Hay soledades y soledades. Maravillosa y embarazosa imperfección y ambigüedad del lenguaje. O, mejor dicho, de las palabras, que son barajas de significados, surtidos de posibilidades expresivas. Porque el lenguaje sólo se torna preciso en el texto, en la frase, cuando las palabras se acompañan unas a otras, se iluminan mutuamente, se organizan para la acción. Tal vez a eso se refiriera Goethe cuando decía que en el principio era la acción. Las palabras son como soldados; pero para dar la batalla, para ganarla, es preciso un general que las dirija, que agrupe a estos soldados en el escuadrón disciplinado del texto.
Pero, sí, hay soledades y soledades. La elegida, la soledad solidaria, la de la escondida senda, la de la vida retirada, tal vez no sea verdadera soledad, sino, acaso, la mejor compañía. Uno tiene a los otros lejos y en la mano. Basta cruzar una puerta, marcar un número, abrir un libro. Y el hambre de otredad desaparece.
La soledad verdadera es, quizás, la otra, la implacable, la atroz, la involuntaria. Cuando el otro no está, no puede estar, no estará ya nunca. Cuando es inútil que crucemos una puerta o marquemos un número, cuando abrir un libro supone un ejercicio doloroso y pesado, para el que es preciso acumular fuerzas, echarle valor. Porque en cada página puede haber un precipicio que nos hunda.

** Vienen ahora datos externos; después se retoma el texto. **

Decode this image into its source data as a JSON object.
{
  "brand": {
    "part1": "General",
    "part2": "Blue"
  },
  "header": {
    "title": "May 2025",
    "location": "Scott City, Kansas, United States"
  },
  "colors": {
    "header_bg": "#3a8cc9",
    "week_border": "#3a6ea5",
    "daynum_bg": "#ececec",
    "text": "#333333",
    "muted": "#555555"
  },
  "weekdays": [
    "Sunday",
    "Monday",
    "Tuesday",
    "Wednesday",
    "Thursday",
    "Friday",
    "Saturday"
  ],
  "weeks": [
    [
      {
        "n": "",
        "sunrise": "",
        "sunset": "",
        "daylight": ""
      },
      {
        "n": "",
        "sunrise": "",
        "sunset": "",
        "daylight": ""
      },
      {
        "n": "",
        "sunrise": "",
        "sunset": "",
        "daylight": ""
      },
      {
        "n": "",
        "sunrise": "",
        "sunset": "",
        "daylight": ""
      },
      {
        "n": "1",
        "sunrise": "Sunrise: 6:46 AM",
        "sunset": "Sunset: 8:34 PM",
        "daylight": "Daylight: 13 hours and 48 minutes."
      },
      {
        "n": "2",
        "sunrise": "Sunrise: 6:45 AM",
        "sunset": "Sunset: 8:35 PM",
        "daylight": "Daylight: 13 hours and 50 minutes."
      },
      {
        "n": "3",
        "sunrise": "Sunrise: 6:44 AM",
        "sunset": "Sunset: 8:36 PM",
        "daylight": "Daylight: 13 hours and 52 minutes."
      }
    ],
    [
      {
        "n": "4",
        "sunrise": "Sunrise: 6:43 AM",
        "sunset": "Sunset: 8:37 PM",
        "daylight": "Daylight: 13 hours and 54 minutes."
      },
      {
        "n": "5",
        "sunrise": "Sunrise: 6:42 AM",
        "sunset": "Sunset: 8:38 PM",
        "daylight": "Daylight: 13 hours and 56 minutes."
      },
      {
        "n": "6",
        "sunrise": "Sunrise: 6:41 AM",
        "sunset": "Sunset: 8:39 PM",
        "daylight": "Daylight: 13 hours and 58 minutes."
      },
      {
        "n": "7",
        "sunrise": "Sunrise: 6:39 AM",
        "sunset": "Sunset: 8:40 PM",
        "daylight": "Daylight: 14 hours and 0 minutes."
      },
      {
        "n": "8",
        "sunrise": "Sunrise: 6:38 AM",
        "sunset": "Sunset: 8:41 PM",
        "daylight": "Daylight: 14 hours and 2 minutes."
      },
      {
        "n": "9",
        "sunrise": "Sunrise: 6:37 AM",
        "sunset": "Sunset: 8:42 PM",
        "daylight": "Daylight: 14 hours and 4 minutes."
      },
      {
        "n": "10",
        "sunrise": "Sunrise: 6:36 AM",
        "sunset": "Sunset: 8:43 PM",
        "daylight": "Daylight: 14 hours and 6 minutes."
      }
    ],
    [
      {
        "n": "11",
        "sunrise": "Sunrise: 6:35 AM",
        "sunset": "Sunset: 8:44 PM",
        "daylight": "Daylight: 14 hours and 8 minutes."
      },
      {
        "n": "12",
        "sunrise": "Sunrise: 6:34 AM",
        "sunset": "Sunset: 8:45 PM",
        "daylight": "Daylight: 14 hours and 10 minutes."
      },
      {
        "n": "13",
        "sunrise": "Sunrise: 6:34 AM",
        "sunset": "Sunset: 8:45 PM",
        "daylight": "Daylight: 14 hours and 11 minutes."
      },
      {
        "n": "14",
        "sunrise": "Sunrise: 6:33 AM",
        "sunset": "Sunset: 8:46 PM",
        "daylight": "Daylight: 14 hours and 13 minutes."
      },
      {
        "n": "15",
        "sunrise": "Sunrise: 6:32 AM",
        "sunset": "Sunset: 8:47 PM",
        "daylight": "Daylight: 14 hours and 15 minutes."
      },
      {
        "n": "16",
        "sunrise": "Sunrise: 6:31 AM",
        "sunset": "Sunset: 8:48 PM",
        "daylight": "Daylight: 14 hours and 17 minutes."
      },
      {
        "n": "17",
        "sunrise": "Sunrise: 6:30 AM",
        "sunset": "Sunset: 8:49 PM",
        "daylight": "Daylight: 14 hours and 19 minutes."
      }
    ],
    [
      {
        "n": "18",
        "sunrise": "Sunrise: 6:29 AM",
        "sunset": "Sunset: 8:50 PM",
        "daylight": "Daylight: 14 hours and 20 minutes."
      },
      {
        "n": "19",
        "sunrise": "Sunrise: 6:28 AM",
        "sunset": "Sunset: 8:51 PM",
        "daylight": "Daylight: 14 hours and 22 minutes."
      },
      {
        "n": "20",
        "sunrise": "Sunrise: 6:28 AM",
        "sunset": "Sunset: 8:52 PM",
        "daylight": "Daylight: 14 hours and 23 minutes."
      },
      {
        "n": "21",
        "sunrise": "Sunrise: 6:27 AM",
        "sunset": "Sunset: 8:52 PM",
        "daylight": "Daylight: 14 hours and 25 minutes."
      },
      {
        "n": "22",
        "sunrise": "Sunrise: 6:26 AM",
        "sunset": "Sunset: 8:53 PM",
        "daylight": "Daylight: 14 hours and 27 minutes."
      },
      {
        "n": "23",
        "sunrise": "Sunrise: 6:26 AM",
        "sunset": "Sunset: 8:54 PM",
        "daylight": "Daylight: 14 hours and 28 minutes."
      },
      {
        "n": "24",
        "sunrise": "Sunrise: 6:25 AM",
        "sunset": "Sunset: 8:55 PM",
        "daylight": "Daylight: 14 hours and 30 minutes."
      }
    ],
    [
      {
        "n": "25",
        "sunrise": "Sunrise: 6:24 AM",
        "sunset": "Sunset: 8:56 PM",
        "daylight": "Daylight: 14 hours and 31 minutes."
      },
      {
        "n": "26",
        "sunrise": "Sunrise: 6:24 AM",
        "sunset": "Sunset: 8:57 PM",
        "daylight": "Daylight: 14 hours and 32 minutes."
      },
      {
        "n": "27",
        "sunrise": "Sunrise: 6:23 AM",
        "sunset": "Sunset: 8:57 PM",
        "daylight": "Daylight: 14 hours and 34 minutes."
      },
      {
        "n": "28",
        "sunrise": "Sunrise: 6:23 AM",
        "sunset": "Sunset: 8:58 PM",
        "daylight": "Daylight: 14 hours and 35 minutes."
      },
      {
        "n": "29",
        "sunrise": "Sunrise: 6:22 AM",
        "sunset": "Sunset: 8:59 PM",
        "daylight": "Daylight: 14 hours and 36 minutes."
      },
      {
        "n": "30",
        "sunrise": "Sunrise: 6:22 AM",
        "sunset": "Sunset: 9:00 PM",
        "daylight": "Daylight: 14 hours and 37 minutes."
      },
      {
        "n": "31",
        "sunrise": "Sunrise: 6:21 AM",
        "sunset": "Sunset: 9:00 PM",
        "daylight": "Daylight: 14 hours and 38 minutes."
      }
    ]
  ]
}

Maravillosa y terrible ambigüedad del lenguaje. Soledad. Soledad. Dos soledades. Distintas y contrarias. Vasos comunicantes que unen esas dos soledades. La de la plenitud y la de la carencia. La dulce y la amarga. La encumbrada y la terrible. Porque, sí, se unen, se comunican.
Yo busco la soledad como una cura homeopática y preventiva de la soledad. Practico en mis soledades ejercicios de soledad.